Normalmente eles demoram um pouco para fazer efeito, mas quando faz, o nariz e a garganta melhoram, e naquele momento você se sente mais disposto.  Mas, você já reparou que este bem estar vem acompanhado daquele soninho que vai pesando o olho?  Isso acontece porque esses medicamentos têm também ação sedativa e acabam trazendo, junto com o alívio, um pouco de sonolência.

E aí, seu chefe ou professor, que não está sabendo de nada, olha pra você e, com certeza, vai acabar fazendo algum tipo de comentário por sua falta de atenção.

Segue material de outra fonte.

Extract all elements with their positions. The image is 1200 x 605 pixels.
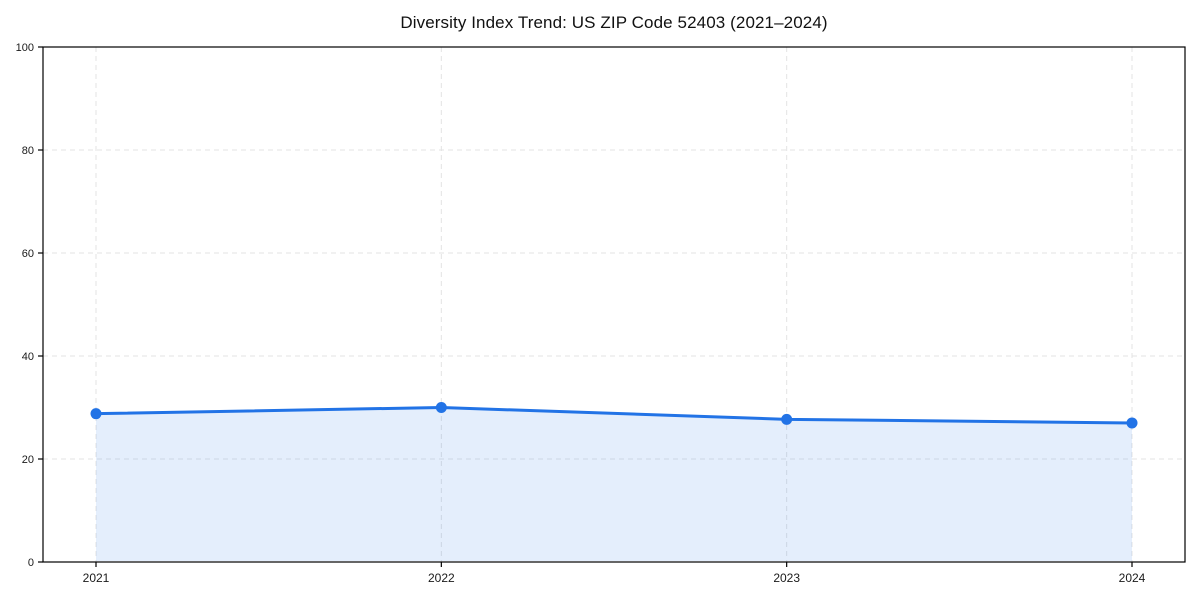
y-tick-label: 20 — [22, 454, 34, 466]
trend-line — [94, 406, 1134, 425]
plot-frame — [42, 46, 1186, 563]
y-tick-label: 0 — [28, 557, 34, 569]
data-point-2021 — [90, 408, 102, 420]
chart-title: Diversity Index Trend: US ZIP Code 52403… — [400, 13, 828, 32]
data-point-2022 — [435, 402, 447, 413]
x-tick-label: 2023 — [773, 571, 800, 585]
x-tick-label: 2024 — [1119, 571, 1146, 585]
x-tick-label: 2021 — [83, 571, 110, 585]
data-point-2023 — [781, 413, 793, 425]
y-tick-label: 60 — [22, 248, 34, 260]
y-tick-label: 100 — [16, 42, 34, 54]
y-tick-label: 40 — [22, 351, 34, 363]
y-tick-label: 80 — [22, 145, 34, 157]
data-point-2024 — [1126, 417, 1138, 429]
area-fill — [96, 407, 1132, 561]
x-tick-label: 2022 — [428, 571, 455, 585]
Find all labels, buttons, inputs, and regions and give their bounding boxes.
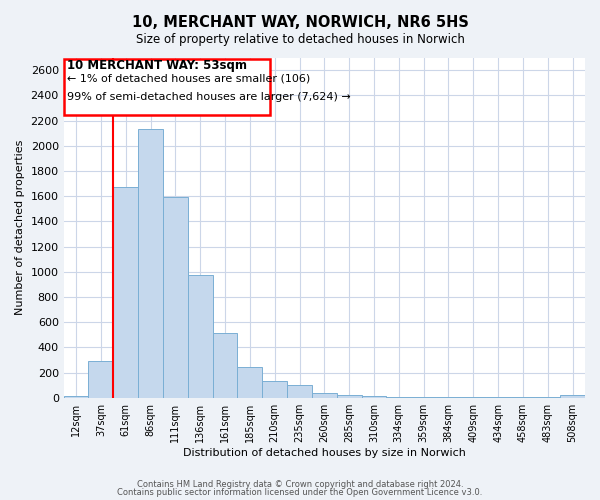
X-axis label: Distribution of detached houses by size in Norwich: Distribution of detached houses by size … <box>183 448 466 458</box>
Bar <box>337 395 362 398</box>
Y-axis label: Number of detached properties: Number of detached properties <box>15 140 25 316</box>
Bar <box>163 196 188 398</box>
Text: Contains HM Land Registry data © Crown copyright and database right 2024.: Contains HM Land Registry data © Crown c… <box>137 480 463 489</box>
Text: ← 1% of detached houses are smaller (106): ← 1% of detached houses are smaller (106… <box>67 74 311 84</box>
Bar <box>511 397 535 398</box>
Bar <box>560 395 585 398</box>
Bar <box>362 396 386 398</box>
Bar <box>312 392 337 398</box>
Bar <box>461 397 485 398</box>
Text: Size of property relative to detached houses in Norwich: Size of property relative to detached ho… <box>136 32 464 46</box>
Bar <box>485 397 511 398</box>
Bar <box>212 334 238 398</box>
Text: 99% of semi-detached houses are larger (7,624) →: 99% of semi-detached houses are larger (… <box>67 92 351 102</box>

Estes remédios têm o efeito de diminuir a febre, aquela desagradável dor no corpo, garganta inflamada e também a congestão nasal. Para ter o efeito anti-inflamatório o medicamento normalmente contém uma substância chamada de anti-histamínico.

Só que este anti-histamínico não atua somente na inflamação da garganta,  também age no cérebro. Em nosso cérebro, especificamente no hipotálamo, temos uma região que produz histamina. Esta histamina se espalha para praticamente todo o cérebro, e uma de suas ações é de nos manter em alerta, acordado.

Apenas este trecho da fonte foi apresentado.